Я сердито смотрю на него.
— Я предвидела это. Итак, вот как это решится. Тот, кто продаст больше всего книг в этом месяце, тот и останется.
Одно долгое, напряжённое мгновение Джонатан молчит. А когда он заговаривает, его голос звучит ровно и холодно.
— И ты видишь только такой вариант.
— Я признаю, что прямые продажи книг — не самый всеобъемлющий показатель управленческой компетентности, но давай посмотрим правде в глаза: в дальнейшем победитель будет использовать то, что привнёс в это место другой. Без меня книжный магазин застрял бы в 1988 году. Благодаря многолетнему моему влиянию у тебя есть прекрасное пространство для приёма клиентов и продаж, наполненное привлекательными индивидуальными элементами; доступная, интуитивно понятная планировка по жанрам и поджанрам; и целый календарный год уже запланированных мероприятий и подписания книг. Благодаря мне.

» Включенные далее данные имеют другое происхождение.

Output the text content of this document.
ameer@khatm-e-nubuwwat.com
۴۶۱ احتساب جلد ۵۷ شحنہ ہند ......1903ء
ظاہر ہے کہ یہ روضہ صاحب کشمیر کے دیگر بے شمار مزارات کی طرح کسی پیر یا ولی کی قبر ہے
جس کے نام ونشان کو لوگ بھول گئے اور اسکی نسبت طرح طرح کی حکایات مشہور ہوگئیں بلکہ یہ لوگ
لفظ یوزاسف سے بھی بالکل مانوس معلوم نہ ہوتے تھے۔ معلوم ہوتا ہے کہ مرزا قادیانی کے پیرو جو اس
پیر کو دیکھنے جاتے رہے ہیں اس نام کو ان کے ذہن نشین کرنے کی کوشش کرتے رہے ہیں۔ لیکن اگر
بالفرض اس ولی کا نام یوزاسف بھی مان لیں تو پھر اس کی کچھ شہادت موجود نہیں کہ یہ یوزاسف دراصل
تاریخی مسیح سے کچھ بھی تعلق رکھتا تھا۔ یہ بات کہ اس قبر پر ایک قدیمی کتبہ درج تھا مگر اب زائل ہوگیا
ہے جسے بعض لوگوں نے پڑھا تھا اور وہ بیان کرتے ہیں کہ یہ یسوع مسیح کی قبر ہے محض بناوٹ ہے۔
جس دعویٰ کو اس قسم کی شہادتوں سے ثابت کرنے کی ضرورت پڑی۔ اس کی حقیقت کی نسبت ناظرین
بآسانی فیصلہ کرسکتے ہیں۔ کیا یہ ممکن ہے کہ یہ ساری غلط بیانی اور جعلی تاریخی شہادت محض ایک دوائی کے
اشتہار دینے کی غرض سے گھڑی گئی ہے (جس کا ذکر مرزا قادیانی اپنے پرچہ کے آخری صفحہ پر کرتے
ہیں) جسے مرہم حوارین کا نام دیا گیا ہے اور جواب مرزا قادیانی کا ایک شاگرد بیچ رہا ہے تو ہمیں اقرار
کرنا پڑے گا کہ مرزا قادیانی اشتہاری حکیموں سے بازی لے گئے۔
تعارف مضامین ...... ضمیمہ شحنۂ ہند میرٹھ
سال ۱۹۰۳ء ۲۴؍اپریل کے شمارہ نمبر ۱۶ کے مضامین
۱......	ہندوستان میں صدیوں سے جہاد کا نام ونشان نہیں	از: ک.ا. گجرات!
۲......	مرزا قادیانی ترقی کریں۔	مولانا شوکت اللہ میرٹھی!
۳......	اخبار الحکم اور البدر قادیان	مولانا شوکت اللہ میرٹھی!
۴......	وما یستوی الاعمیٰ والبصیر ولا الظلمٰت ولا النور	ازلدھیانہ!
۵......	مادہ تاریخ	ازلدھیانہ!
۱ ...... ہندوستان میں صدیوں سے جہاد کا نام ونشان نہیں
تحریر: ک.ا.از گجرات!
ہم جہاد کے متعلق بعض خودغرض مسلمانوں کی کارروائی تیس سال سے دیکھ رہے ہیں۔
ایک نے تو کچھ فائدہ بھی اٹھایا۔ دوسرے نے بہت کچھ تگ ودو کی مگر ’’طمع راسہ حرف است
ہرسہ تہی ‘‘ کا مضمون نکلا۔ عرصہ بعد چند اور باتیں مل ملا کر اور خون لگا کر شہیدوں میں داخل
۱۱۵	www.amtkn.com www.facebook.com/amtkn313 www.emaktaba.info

— А благодаря мне, — говорит он, — у тебя есть система кондиционирования воздуха, которая не является единоличной причиной таяния ледников в Антарктиде, не увеличивает счёт за коммунальные услуги до размера ВВП небольшой страны и не отпугивает клиентов своей неспособностью регулировать температуру; стратегия расширения запасов на основе данных о ключевых сегментах покупателей; о и, конечно же, эта незначительная деталь — система платежей и бухгалтерского учёта, которая относится к двадцать первому веку.